# decor



## greenman909 (Sep 22, 2007)

i have a 55 gal cichlid tank and i want to make vast amounts amounts of caves, holes and hiding places. i have seen many aqarium photos that have awsome cichlid cave setups if anyone could point me in the right place to find material to do that that would be awsome


----------



## Obsidian (May 20, 2007)

Lots of rocks. This has been done in many different ways. If you have river rocks or granite around you then those are great. Another rock that can be used are slate, witch can be stacked for making caves. I am sure there are a bunch of other rocks that can be used. If you want to use plants of some kind I recommend plastic or silk (silk is awesome). Many Cichlids will uproot live plants. Branches are good as well.

When putting down rocks it helps to have plastic egg-crate material (found at building supply stores) to help even out the weight of the rocks, but it is not necessary.

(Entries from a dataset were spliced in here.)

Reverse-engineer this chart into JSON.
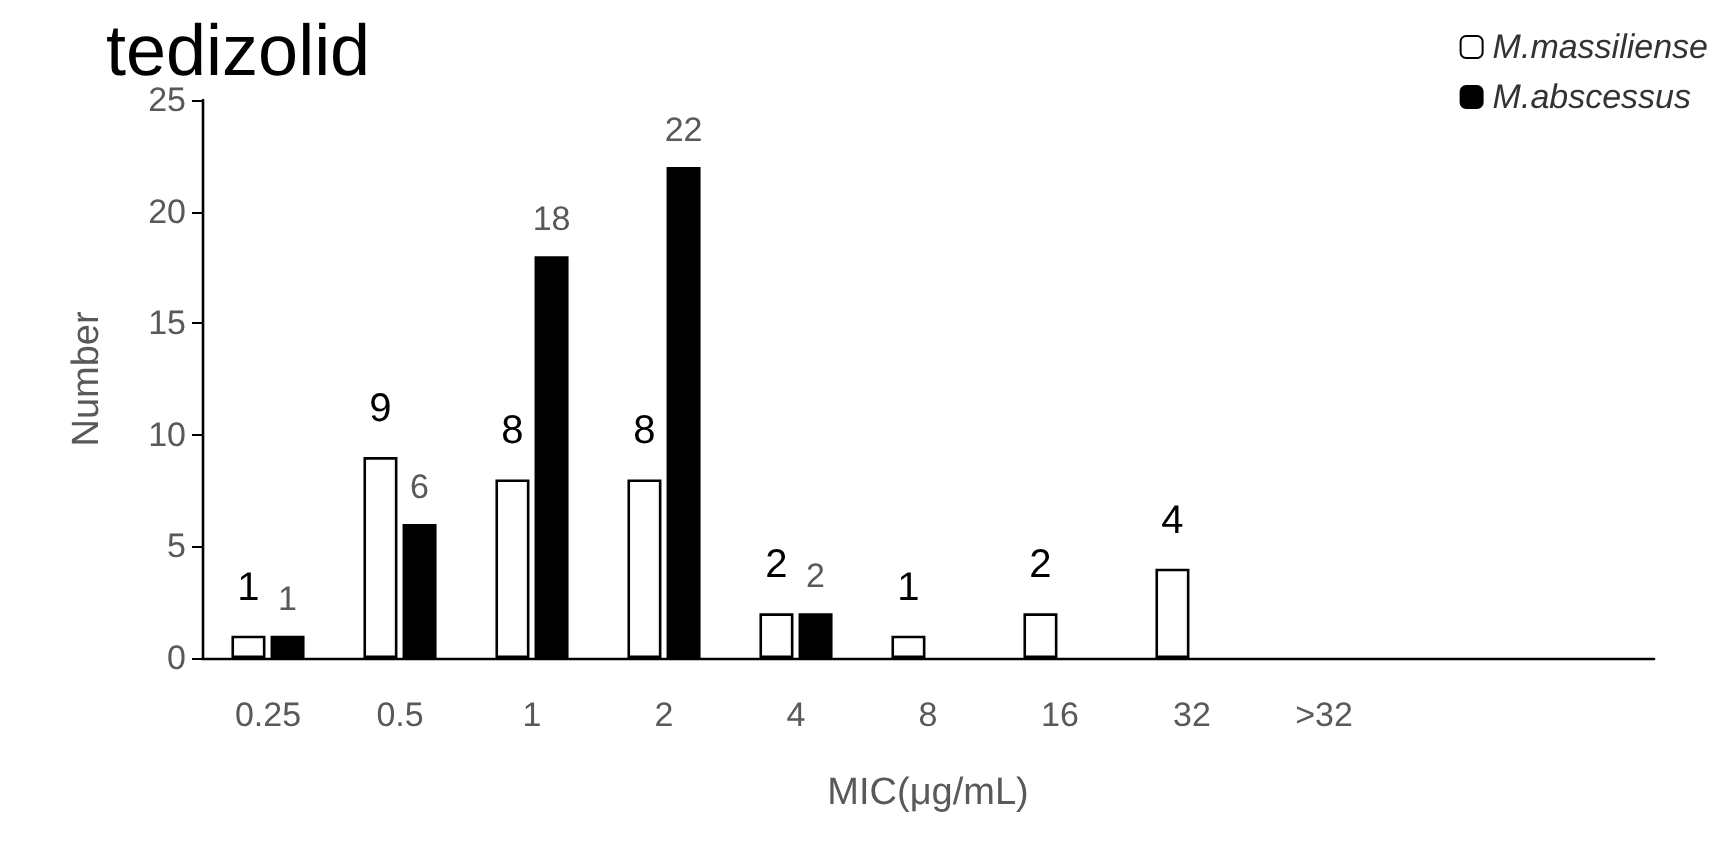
{
  "chart_data": {
    "type": "bar",
    "title": "tedizolid",
    "xlabel": "MIC(μg/mL)",
    "ylabel": "Number",
    "categories": [
      "0.25",
      "0.5",
      "1",
      "2",
      "4",
      "8",
      "16",
      "32",
      ">32",
      null,
      null
    ],
    "series": [
      {
        "name": "M.massiliense",
        "color": "#ffffff",
        "values": [
          1,
          9,
          8,
          8,
          2,
          1,
          2,
          4,
          null,
          null,
          null
        ]
      },
      {
        "name": "M.abscessus",
        "color": "#000000",
        "values": [
          1,
          6,
          18,
          22,
          2,
          null,
          null,
          null,
          null,
          null,
          null
        ]
      }
    ],
    "ylim": [
      0,
      25
    ],
    "yticks": [
      0,
      5,
      10,
      15,
      20,
      25
    ],
    "grid": false,
    "legend": "top right",
    "data_labels": true
  }
}
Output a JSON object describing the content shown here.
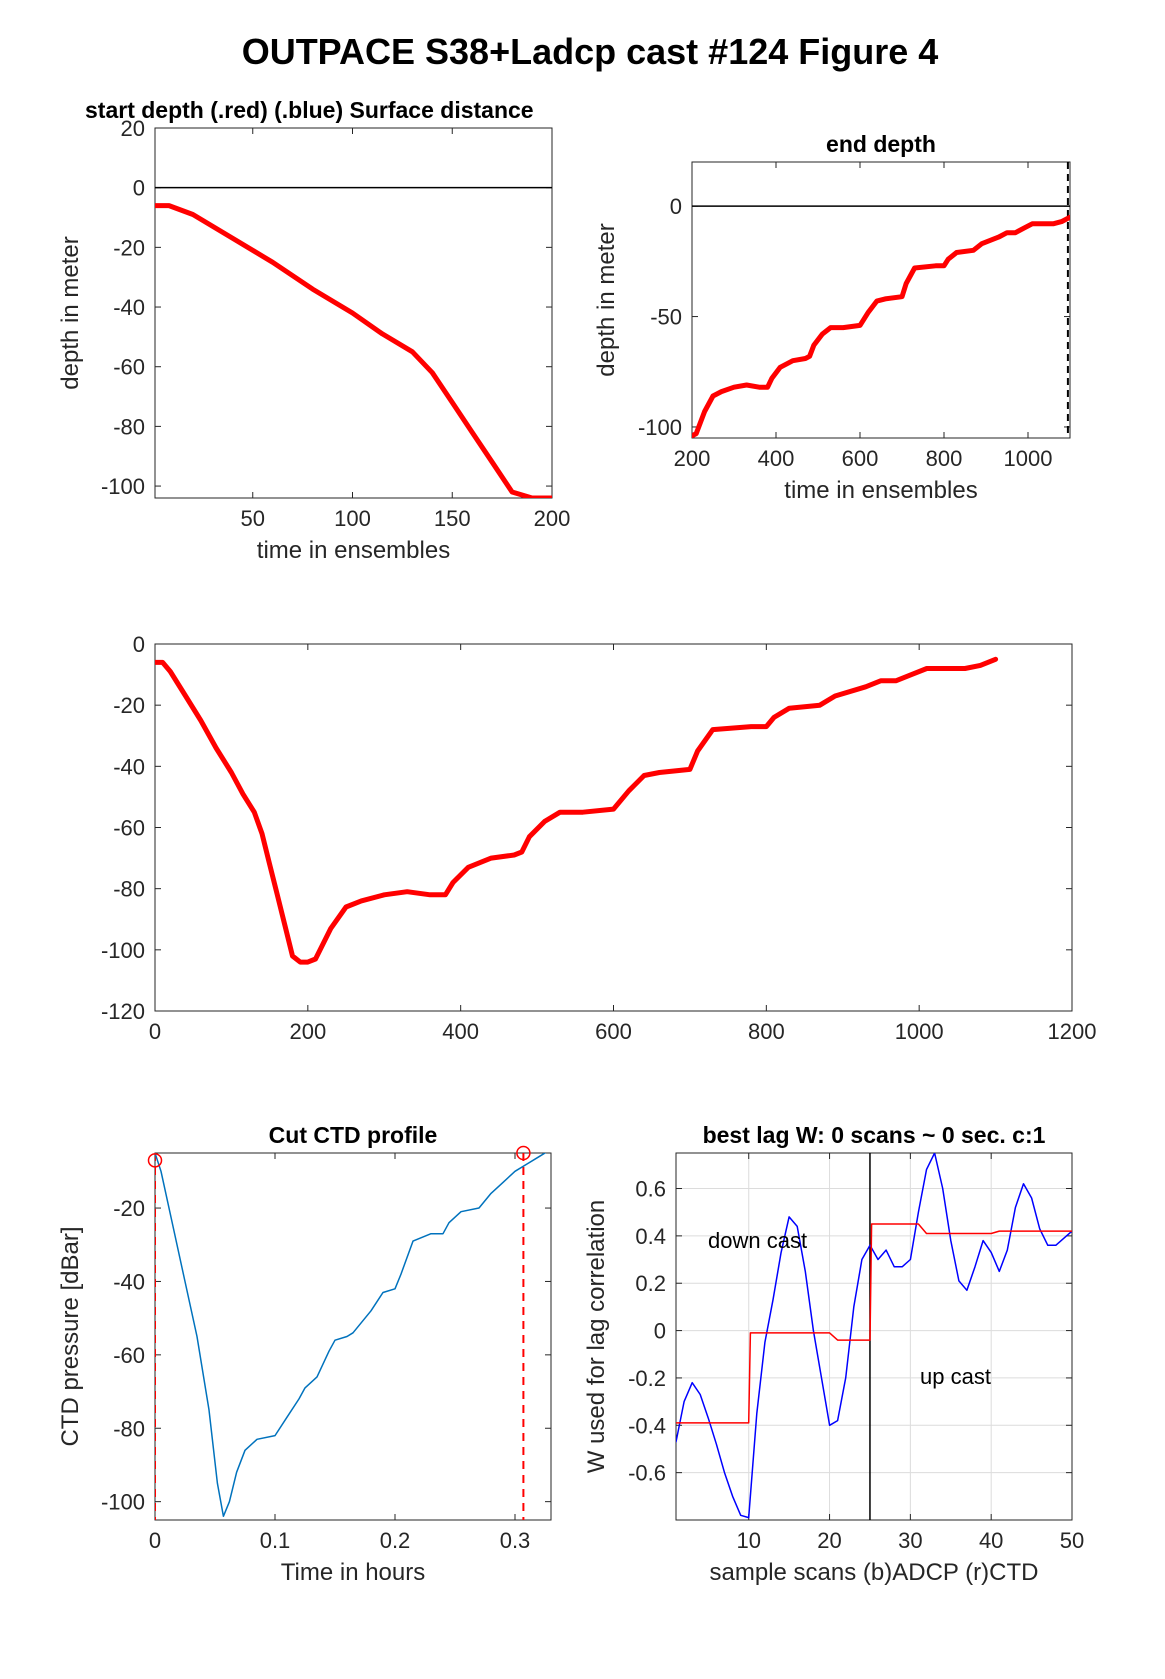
{
  "figure_title": "OUTPACE S38+Ladcp cast #124   Figure 4",
  "chart_data": [
    {
      "type": "line",
      "title": "start depth (.red) (.blue) Surface distance",
      "xlabel": "time in ensembles",
      "ylabel": "depth in meter",
      "xlim": [
        1,
        200
      ],
      "ylim": [
        -104,
        20
      ],
      "xticks": [
        50,
        100,
        150,
        200
      ],
      "yticks": [
        20,
        0,
        -20,
        -40,
        -60,
        -80,
        -100
      ],
      "grid": false,
      "hline": 0,
      "series": [
        {
          "color": "#ff0000",
          "x": [
            1,
            8,
            20,
            40,
            60,
            80,
            100,
            115,
            130,
            140,
            150,
            160,
            170,
            180,
            190,
            200
          ],
          "y": [
            -6,
            -6,
            -9,
            -17,
            -25,
            -34,
            -42,
            -49,
            -55,
            -62,
            -72,
            -82,
            -92,
            -102,
            -104,
            -104
          ]
        }
      ]
    },
    {
      "type": "line",
      "title": "end depth",
      "xlabel": "time in ensembles",
      "ylabel": "depth in meter",
      "xlim": [
        200,
        1100
      ],
      "ylim": [
        -105,
        20
      ],
      "xticks": [
        200,
        400,
        600,
        800,
        1000
      ],
      "yticks": [
        0,
        -50,
        -100
      ],
      "grid": false,
      "hline": 0,
      "vline_dashed": 1095,
      "series": [
        {
          "color": "#ff0000",
          "x": [
            200,
            210,
            230,
            250,
            270,
            300,
            330,
            360,
            380,
            390,
            410,
            440,
            470,
            480,
            490,
            510,
            530,
            560,
            600,
            620,
            640,
            660,
            700,
            710,
            730,
            780,
            800,
            810,
            830,
            870,
            890,
            930,
            950,
            970,
            990,
            1010,
            1050,
            1060,
            1080,
            1100
          ],
          "y": [
            -104,
            -103,
            -93,
            -86,
            -84,
            -82,
            -81,
            -82,
            -82,
            -78,
            -73,
            -70,
            -69,
            -68,
            -63,
            -58,
            -55,
            -55,
            -54,
            -48,
            -43,
            -42,
            -41,
            -35,
            -28,
            -27,
            -27,
            -24,
            -21,
            -20,
            -17,
            -14,
            -12,
            -12,
            -10,
            -8,
            -8,
            -8,
            -7,
            -5
          ]
        }
      ]
    },
    {
      "type": "line",
      "title": "",
      "xlabel": "",
      "ylabel": "",
      "xlim": [
        0,
        1200
      ],
      "ylim": [
        -120,
        0
      ],
      "xticks": [
        0,
        200,
        400,
        600,
        800,
        1000,
        1200
      ],
      "yticks": [
        0,
        -20,
        -40,
        -60,
        -80,
        -100,
        -120
      ],
      "grid": false,
      "series": [
        {
          "color": "#ff0000",
          "x": [
            1,
            10,
            20,
            40,
            60,
            80,
            100,
            115,
            130,
            140,
            150,
            160,
            170,
            180,
            190,
            200,
            210,
            230,
            250,
            270,
            300,
            330,
            360,
            380,
            390,
            410,
            440,
            470,
            480,
            490,
            510,
            530,
            560,
            600,
            620,
            640,
            660,
            700,
            710,
            730,
            780,
            800,
            810,
            830,
            870,
            890,
            930,
            950,
            970,
            990,
            1010,
            1050,
            1060,
            1080,
            1100
          ],
          "y": [
            -6,
            -6,
            -9,
            -17,
            -25,
            -34,
            -42,
            -49,
            -55,
            -62,
            -72,
            -82,
            -92,
            -102,
            -104,
            -104,
            -103,
            -93,
            -86,
            -84,
            -82,
            -81,
            -82,
            -82,
            -78,
            -73,
            -70,
            -69,
            -68,
            -63,
            -58,
            -55,
            -55,
            -54,
            -48,
            -43,
            -42,
            -41,
            -35,
            -28,
            -27,
            -27,
            -24,
            -21,
            -20,
            -17,
            -14,
            -12,
            -12,
            -10,
            -8,
            -8,
            -8,
            -7,
            -5
          ]
        }
      ]
    },
    {
      "type": "line",
      "title": "Cut CTD profile",
      "xlabel": "Time in hours",
      "ylabel": "CTD pressure [dBar]",
      "xlim": [
        0,
        0.33
      ],
      "ylim": [
        -105,
        -5
      ],
      "xticks": [
        0,
        0.1,
        0.2,
        0.3
      ],
      "yticks": [
        -20,
        -40,
        -60,
        -80,
        -100
      ],
      "grid": false,
      "cut_lines": [
        0.0,
        0.307
      ],
      "series": [
        {
          "color": "#0072bd",
          "x": [
            0,
            0.005,
            0.015,
            0.025,
            0.035,
            0.045,
            0.052,
            0.057,
            0.062,
            0.068,
            0.075,
            0.085,
            0.1,
            0.11,
            0.12,
            0.125,
            0.135,
            0.145,
            0.15,
            0.16,
            0.165,
            0.18,
            0.19,
            0.2,
            0.205,
            0.215,
            0.23,
            0.24,
            0.245,
            0.255,
            0.27,
            0.28,
            0.29,
            0.3,
            0.31,
            0.32,
            0.33
          ],
          "y": [
            -5,
            -10,
            -25,
            -40,
            -55,
            -75,
            -95,
            -104,
            -100,
            -92,
            -86,
            -83,
            -82,
            -77,
            -72,
            -69,
            -66,
            -59,
            -56,
            -55,
            -54,
            -48,
            -43,
            -42,
            -38,
            -29,
            -27,
            -27,
            -24,
            -21,
            -20,
            -16,
            -13,
            -10,
            -8,
            -6,
            -4
          ]
        },
        {
          "color": "#00ff00",
          "x": [
            0.32,
            0.33
          ],
          "y": [
            -4,
            -3.5
          ]
        }
      ],
      "markers": [
        {
          "x": 0.0,
          "y": -7
        },
        {
          "x": 0.307,
          "y": -5
        }
      ]
    },
    {
      "type": "line",
      "title": "best lag W: 0 scans ~ 0 sec.  c:1",
      "xlabel": "sample scans (b)ADCP (r)CTD",
      "ylabel": "W used for lag correlation",
      "xlim": [
        1,
        50
      ],
      "ylim": [
        -0.8,
        0.75
      ],
      "xticks": [
        10,
        20,
        30,
        40,
        50
      ],
      "yticks": [
        0.6,
        0.4,
        0.2,
        0,
        -0.2,
        -0.4,
        -0.6
      ],
      "grid": true,
      "vline": 25,
      "annotations": [
        "down cast",
        "up cast"
      ],
      "series": [
        {
          "color": "#0000ff",
          "x": [
            1,
            2,
            3,
            4,
            5,
            6,
            7,
            8,
            9,
            10,
            11,
            12,
            13,
            14,
            15,
            16,
            17,
            18,
            19,
            20,
            21,
            22,
            23,
            24,
            25,
            26,
            27,
            28,
            29,
            30,
            31,
            32,
            33,
            34,
            35,
            36,
            37,
            38,
            39,
            40,
            41,
            42,
            43,
            44,
            45,
            46,
            47,
            48,
            49,
            50
          ],
          "y": [
            -0.47,
            -0.3,
            -0.22,
            -0.27,
            -0.37,
            -0.48,
            -0.6,
            -0.7,
            -0.78,
            -0.79,
            -0.35,
            -0.05,
            0.13,
            0.33,
            0.48,
            0.44,
            0.25,
            0.0,
            -0.2,
            -0.4,
            -0.38,
            -0.2,
            0.1,
            0.3,
            0.36,
            0.3,
            0.34,
            0.27,
            0.27,
            0.3,
            0.5,
            0.68,
            0.75,
            0.6,
            0.38,
            0.21,
            0.17,
            0.27,
            0.38,
            0.33,
            0.25,
            0.34,
            0.52,
            0.62,
            0.56,
            0.43,
            0.36,
            0.36,
            0.39,
            0.42
          ]
        },
        {
          "color": "#ff0000",
          "x": [
            1,
            10,
            10.2,
            20,
            21,
            25,
            25.2,
            31,
            32,
            40,
            41,
            50
          ],
          "y": [
            -0.39,
            -0.39,
            -0.01,
            -0.01,
            -0.04,
            -0.04,
            0.45,
            0.45,
            0.41,
            0.41,
            0.42,
            0.42
          ]
        }
      ]
    }
  ]
}
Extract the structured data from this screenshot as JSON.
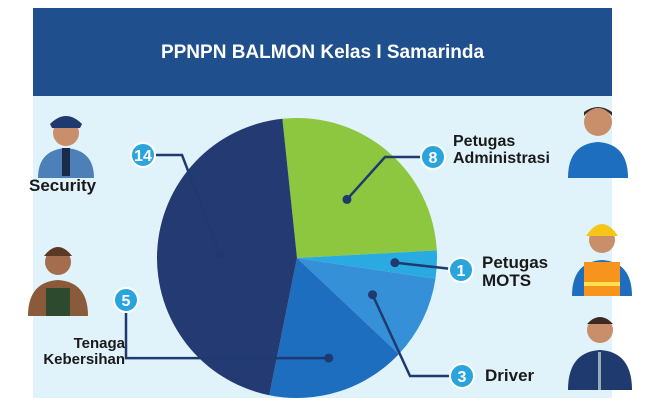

I didn't use any in mine and I have a ton of rocks.

Hope that helps


----------



## trashion (Aug 24, 2007)

Don't forget-you'll need to make sure you can get into all those hidey holes with a siphon come water-change time!


----------



## emc7 (Jul 23, 2005)

> Don't forget-you'll need to make sure you can get into all those hidey holes with a siphon come water-change time!


Ha, you wish. I have 3 buckets/kiity litter bins that I fill with rocks from my 55 before I can wash the gravel. River rock from a landscape place, PVC pipe cut into lenghths and upsidedown strawberry pots are my most common decor. There are some nice, lightweight, fake rocks on the market now, but to fil a tank would be expensive. Two 5 gallon pails of river rock cost me < $20.


----------